Yu Xinsheng, a graduate of the Shanghai Jiao Tong University, showcases his air motor. He hopes to work at the newly-launched Innovation Center for China-US Youth Exchange at the campus to continue his research. Gao Erqiang / China Daily

The University of Michigan (UM) and Shanghai Jiao Tong University (SJTU) jointly launched a global degree pathway plan on May 24 as part of the duo’s partnership agreement to build a diversified international educational platform.

The two universities also renewed their cooperation for another 10 years during the event.

The degree pathway plan will encourage graduates from the UM-SJTU Joint Institute to take on master programs at UM and other colleges in the US. Eligible students will be recommended to UM and other world-leading universities, such as the KTH Royal Institute of Technology in Stockholm, Sweden, and the State University of New York at Stony Brook, for further study.

"It is good to see students study and gain degrees here,” said Mark Schlissel, the president of UM. “I’m also glad to see the implementation of the global degree pathway plan, which provides opportunities for more students to study in world-class universities.”

Established in 2006, the UM-SJTU Joint Institute currently has 17 dual-degree majors, 11 frontier research areas, two engineering majors, and 1,353 graduates.

According to the institute, the goal of this partnership is to build a world-class teaching and research institute in China to nurture innovative leaders with global visions.

In 2015, the institute did its first scientific research project and has since completed about 100 more, with about half of them selected as municipal and national-level innovation and entrepreneurship projects.
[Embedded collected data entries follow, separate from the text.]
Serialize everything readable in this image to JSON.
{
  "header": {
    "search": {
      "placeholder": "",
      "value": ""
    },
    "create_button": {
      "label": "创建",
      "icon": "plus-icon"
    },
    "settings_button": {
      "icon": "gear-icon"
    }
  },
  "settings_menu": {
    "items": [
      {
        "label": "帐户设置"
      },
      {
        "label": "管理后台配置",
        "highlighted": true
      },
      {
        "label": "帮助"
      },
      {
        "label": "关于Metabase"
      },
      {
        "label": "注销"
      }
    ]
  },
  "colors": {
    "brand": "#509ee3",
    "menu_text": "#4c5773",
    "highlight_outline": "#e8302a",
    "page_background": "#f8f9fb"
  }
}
In 2016, two majors from the institute were approved by the Accreditation Board for Engineering and Technology, the most authoritative international certification. More than 80 percent of UM-SJTU’s graduates have entered top universities including the Massachusetts Institute of Technology, Harvard University and the University of California, Berkeley.

"The joint institute is a rare higher education platform for reform and innovation in the 21st century,” said Huang Peisen, the dean of the joint institute. “We hope to combine the concepts and features of both countries’ education systems to cultivate world-leading engineers and leader-type innovative talents.”

Besides the global degree pathway plan, the new agreement also involves the establishment of an international joint laboratory and an artificial intelligence research center focusing on smart sensors, wireless network, intelligent information management, machine learning and AI platforms.